Centre Hospitalier La Chartreuse

avis 20140899 - Séance du 22/05/2014

Maître X, conseil de Madame X, a saisi la commission d’accès aux documents administratifs, par courrier enregistré à son secrétariat le 27 février 2014, à la suite du refus opposé par le directeur du centre hospitalier La Chartreuse à sa demande de communication, dans le cadre d’une plainte diligentée contre sa cliente sage-femme exerçant dans le département du Tarn-et-Garonne, de la revue de morbi mortalité (RMM) ainsi que des divers éléments relatifs aux événements entourant la prise en charge de l’accouchement de la plaignante le 6 juillet 2012.

En réponse à la demande qui lui a été adressée, le directeur du centre hospitalier La Chartreuse a informé la commission que si une demande de revue de morbidité mortalité a bien été effectuée, il n’a pas été retrouvé trace de sa réalisation.
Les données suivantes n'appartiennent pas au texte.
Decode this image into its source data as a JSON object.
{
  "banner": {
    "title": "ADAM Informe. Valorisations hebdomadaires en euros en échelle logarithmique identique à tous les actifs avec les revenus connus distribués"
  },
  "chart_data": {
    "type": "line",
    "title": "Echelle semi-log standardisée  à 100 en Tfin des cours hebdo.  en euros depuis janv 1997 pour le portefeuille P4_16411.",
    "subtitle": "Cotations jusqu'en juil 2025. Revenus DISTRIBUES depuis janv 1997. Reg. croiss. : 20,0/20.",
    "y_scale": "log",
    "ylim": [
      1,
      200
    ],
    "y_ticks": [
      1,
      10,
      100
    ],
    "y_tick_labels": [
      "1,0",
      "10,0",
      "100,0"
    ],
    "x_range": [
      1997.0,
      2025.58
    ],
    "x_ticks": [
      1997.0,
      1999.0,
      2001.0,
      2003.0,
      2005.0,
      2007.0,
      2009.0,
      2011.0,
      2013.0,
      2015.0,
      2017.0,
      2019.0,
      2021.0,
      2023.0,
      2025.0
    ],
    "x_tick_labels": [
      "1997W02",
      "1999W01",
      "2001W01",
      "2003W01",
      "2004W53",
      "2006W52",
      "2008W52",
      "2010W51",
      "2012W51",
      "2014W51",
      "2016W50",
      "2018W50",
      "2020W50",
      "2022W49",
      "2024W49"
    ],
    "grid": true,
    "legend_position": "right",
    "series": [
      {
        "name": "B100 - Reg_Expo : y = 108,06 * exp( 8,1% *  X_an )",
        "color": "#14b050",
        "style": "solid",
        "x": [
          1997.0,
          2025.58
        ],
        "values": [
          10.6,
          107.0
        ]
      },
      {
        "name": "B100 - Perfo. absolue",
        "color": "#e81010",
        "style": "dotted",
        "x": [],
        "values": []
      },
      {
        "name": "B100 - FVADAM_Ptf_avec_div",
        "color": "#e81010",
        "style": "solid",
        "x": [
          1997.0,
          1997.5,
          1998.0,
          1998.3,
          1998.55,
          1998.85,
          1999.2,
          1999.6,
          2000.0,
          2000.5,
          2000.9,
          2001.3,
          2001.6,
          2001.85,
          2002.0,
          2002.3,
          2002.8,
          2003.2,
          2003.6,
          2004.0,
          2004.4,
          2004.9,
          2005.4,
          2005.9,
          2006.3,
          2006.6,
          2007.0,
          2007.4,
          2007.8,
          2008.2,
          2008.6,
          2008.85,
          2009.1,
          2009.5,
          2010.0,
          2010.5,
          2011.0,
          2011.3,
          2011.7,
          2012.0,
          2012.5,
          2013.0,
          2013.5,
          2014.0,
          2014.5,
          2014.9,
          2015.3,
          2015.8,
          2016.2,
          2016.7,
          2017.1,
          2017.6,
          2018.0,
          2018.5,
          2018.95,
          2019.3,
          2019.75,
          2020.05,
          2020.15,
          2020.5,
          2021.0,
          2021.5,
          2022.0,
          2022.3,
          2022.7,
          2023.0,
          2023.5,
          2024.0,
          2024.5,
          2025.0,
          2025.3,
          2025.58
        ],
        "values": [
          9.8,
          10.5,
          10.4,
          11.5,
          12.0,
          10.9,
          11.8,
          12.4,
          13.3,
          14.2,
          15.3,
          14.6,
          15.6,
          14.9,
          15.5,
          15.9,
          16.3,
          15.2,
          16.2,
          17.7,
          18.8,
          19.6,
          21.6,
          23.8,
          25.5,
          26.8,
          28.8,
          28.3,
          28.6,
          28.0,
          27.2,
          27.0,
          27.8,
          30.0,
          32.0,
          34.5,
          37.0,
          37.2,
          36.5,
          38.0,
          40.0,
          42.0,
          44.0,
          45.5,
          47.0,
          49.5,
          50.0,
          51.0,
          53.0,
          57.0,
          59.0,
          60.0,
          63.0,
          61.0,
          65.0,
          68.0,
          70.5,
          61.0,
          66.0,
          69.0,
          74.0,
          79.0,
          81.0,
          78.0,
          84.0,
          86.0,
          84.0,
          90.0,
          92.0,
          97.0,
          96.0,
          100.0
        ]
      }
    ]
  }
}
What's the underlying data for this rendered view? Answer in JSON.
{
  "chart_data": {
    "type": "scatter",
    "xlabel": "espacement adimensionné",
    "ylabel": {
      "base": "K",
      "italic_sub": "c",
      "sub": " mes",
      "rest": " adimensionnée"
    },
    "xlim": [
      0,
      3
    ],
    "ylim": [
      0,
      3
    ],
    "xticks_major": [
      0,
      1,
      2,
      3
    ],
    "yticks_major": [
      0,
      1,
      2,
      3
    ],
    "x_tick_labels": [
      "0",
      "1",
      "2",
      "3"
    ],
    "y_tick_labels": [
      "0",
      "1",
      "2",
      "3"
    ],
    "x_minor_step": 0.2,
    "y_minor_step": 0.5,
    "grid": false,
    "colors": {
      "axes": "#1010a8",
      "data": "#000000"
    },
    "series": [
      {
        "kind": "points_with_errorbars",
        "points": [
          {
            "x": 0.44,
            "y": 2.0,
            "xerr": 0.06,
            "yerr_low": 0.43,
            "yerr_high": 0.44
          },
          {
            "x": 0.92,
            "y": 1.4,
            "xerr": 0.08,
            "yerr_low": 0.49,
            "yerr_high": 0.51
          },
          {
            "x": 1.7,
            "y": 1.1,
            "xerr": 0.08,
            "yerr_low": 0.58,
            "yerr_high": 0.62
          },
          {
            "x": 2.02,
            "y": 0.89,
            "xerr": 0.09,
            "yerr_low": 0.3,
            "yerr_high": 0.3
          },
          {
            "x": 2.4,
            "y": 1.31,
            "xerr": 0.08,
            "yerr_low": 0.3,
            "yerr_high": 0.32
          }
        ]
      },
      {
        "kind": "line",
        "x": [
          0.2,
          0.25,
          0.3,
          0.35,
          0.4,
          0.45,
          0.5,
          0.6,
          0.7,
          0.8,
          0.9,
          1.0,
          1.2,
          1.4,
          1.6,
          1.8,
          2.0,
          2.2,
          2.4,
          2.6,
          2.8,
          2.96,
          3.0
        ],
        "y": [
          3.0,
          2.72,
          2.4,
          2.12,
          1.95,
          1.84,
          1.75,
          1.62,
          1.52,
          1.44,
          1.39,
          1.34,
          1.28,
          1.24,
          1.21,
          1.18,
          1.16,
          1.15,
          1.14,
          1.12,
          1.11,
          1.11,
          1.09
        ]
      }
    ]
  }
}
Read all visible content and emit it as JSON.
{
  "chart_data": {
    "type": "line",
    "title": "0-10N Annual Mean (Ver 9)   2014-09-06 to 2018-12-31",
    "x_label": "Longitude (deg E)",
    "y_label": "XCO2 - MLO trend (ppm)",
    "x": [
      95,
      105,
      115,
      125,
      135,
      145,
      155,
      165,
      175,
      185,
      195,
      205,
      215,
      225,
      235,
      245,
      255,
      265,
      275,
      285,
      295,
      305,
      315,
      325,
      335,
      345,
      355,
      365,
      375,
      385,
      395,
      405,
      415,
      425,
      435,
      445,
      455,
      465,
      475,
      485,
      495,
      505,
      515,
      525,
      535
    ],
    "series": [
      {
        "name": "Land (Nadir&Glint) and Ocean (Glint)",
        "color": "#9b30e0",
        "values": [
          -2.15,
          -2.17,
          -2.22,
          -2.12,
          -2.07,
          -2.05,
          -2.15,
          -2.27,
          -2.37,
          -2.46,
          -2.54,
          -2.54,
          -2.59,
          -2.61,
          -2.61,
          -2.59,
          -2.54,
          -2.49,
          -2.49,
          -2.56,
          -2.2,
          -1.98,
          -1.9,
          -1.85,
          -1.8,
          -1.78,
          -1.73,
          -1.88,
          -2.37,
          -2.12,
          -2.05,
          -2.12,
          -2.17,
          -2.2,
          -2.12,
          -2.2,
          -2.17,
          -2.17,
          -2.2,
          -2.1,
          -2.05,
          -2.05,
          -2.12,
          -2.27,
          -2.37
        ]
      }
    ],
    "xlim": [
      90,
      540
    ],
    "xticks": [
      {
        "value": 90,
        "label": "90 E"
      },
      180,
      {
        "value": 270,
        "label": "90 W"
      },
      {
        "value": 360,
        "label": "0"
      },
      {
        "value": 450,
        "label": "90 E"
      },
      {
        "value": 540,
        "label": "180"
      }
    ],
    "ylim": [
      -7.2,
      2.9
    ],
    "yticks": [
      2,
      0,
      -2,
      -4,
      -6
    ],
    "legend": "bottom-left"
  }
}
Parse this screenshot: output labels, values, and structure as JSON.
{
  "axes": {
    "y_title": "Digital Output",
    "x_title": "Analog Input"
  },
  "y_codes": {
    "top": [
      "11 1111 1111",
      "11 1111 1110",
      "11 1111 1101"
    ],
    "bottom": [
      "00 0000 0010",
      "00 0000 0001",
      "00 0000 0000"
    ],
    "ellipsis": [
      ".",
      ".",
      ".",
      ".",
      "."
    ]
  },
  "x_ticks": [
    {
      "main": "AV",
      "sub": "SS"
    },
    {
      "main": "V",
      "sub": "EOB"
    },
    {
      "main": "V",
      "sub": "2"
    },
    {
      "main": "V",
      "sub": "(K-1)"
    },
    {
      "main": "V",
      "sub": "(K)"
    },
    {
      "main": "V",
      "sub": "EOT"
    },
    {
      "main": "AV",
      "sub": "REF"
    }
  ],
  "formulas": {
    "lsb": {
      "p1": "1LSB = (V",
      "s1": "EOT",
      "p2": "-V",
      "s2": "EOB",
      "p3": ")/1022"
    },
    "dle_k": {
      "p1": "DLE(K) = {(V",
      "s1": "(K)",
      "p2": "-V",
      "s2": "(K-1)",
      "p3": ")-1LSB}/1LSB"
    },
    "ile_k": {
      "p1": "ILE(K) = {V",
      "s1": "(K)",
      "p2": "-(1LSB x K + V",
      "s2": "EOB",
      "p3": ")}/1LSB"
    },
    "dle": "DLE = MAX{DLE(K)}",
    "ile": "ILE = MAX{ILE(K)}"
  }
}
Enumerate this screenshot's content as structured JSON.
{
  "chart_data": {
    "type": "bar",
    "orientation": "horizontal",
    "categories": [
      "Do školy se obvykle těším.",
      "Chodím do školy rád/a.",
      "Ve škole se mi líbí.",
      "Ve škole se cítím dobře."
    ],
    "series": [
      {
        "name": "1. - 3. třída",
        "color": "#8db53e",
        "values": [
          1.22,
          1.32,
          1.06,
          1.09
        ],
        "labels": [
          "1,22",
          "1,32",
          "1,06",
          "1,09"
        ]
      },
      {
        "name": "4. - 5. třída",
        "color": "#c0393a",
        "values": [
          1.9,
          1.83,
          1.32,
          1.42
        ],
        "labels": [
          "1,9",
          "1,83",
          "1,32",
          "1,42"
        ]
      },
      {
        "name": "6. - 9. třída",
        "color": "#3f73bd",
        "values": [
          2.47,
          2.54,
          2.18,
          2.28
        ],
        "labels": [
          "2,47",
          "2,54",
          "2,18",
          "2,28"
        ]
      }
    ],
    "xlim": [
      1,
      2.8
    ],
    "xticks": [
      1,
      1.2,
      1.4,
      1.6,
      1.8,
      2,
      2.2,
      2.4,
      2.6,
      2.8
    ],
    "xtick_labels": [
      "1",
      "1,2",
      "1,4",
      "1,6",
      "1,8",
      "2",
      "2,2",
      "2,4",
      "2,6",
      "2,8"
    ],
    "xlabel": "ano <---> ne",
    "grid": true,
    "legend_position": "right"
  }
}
La commission ne peut, dès lors, que déclarer sans objet la demande d’avis sur ce point.

Elle précise, à titre subsidiaire, qu’une revue de mortalité et de morbidité (RMM) qui constitue une analyse collective, rétrospective et systémique de cas marqués par la survenue d’un décès, d’une complication, ou d’un événement qui aurait pu causer un dommage au patient, et qui a pour objectif la mise en œuvre et le suivi d’actions pour améliorer la prise en charge des patients et la sécurité des soins constitue en principe un document administratif communicable à toute personne qui en fait la demande, en vertu de l’article 2 de la loi du 17 juillet 1978, sous réserve que puisse être occultée, le cas échéant, toute mention relative à la situation individuelle d’un patient ou révélant de la part de personnes nommément désignées ou facilement identifiables, autre qu’une autorité administrative agissant dans le cadre de ses prérogatives, un comportement dont la divulgation pourrait leur porter préjudice.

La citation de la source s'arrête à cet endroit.